Le miroir

Huile : 61 x 50

Ne plus me voir dans le miroir, j’eus du mal a y croire.
Le phénomène s’est produit le 8 mai 1975, j’ai noté la date, j’avais tout juste 30 ans, le teint frais, la peau pleine, les fesses hautes et toutes mes dents. Je m’y regardais rarement dans ce miroir, j’avais alors la ride insouciante. Donc, ce jour-là, je m’y étais vu, je me souviens, quelques secondes, et puis mon image s’était estompée lentement, jusqu’à disparaître complètement, comme absorbée. Troublant !
Dans mon miroir, un miroir de famille, je ne me voyais plus, je n’existais plus, seul apparaissait le décor reflété de mon atelier avec petit papier peint désuet, l’étagère et sa chaussure rouge , le porte manteaux en partie occupé. Inquiétant !
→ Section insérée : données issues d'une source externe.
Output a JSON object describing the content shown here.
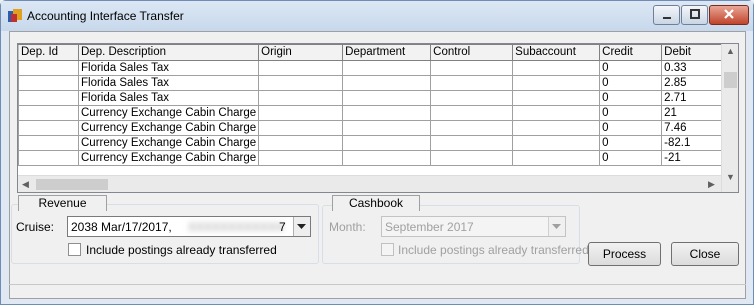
{
  "window": {
    "title": "Accounting Interface Transfer",
    "buttons": {
      "minimize": "minimize-icon",
      "maximize": "maximize-icon",
      "close": "close-icon"
    }
  },
  "grid": {
    "columns": [
      "Dep. Id",
      "Dep. Description",
      "Origin",
      "Department",
      "Control",
      "Subaccount",
      "Credit",
      "Debit"
    ],
    "rows": [
      {
        "dep_id": "",
        "description": "Florida Sales Tax",
        "origin": "",
        "department": "",
        "control": "",
        "subaccount": "",
        "credit": "0",
        "debit": "0.33"
      },
      {
        "dep_id": "",
        "description": "Florida Sales Tax",
        "origin": "",
        "department": "",
        "control": "",
        "subaccount": "",
        "credit": "0",
        "debit": "2.85"
      },
      {
        "dep_id": "",
        "description": "Florida Sales Tax",
        "origin": "",
        "department": "",
        "control": "",
        "subaccount": "",
        "credit": "0",
        "debit": "2.71"
      },
      {
        "dep_id": "",
        "description": "Currency Exchange Cabin Charge",
        "origin": "",
        "department": "",
        "control": "",
        "subaccount": "",
        "credit": "0",
        "debit": "21"
      },
      {
        "dep_id": "",
        "description": "Currency Exchange Cabin Charge",
        "origin": "",
        "department": "",
        "control": "",
        "subaccount": "",
        "credit": "0",
        "debit": "7.46"
      },
      {
        "dep_id": "",
        "description": "Currency Exchange Cabin Charge",
        "origin": "",
        "department": "",
        "control": "",
        "subaccount": "",
        "credit": "0",
        "debit": "-82.1"
      },
      {
        "dep_id": "",
        "description": "Currency Exchange Cabin Charge",
        "origin": "",
        "department": "",
        "control": "",
        "subaccount": "",
        "credit": "0",
        "debit": "-21"
      }
    ]
  },
  "revenue": {
    "tab_label": "Revenue",
    "cruise_label": "Cruise:",
    "cruise_value": "2038     Mar/17/2017,",
    "cruise_value_tail": "7",
    "include_label": "Include postings already transferred",
    "include_checked": false
  },
  "cashbook": {
    "tab_label": "Cashbook",
    "month_label": "Month:",
    "month_value": "September 2017",
    "include_label": "Include postings already transferred",
    "include_checked": false
  },
  "actions": {
    "process_label": "Process",
    "close_label": "Close"
  }
}
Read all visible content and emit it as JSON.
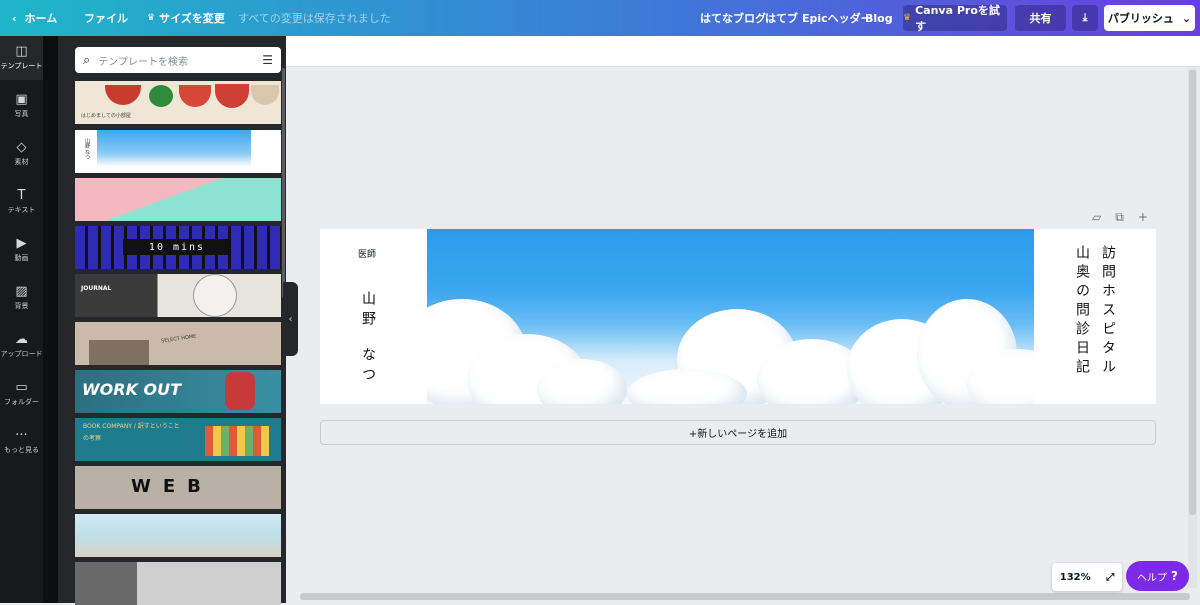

Je me suis pincé, repincé, sept fois, griffé, mordu, même assez fort, bêtement, pour me réveiller… j’étais éveillé. J’ai sauté devant lui pour apercevoir un mouvement, une ombre, quelque chose… rien. Angoissant !
J’ai décidé de l’ignorer, de passer devant lui sans le regarder, sans essayer de m’y regarder. Impossible, j’avais tendance, j’étais trop attiré.
J’ai pensé le jeter, le briser, il était de famille, ça l’a sauvé.
Alors je l’ai retourné contre le mur, pour ne plus voir ce que je n’y voyais pas. Je l’ai puni, je l’ai rendu inutile, c’était cruel, ça le ferait réfléchir ! A présent on verrait seulement son derrière de vieille, poussiéreux et cartonné. J’étais méchant.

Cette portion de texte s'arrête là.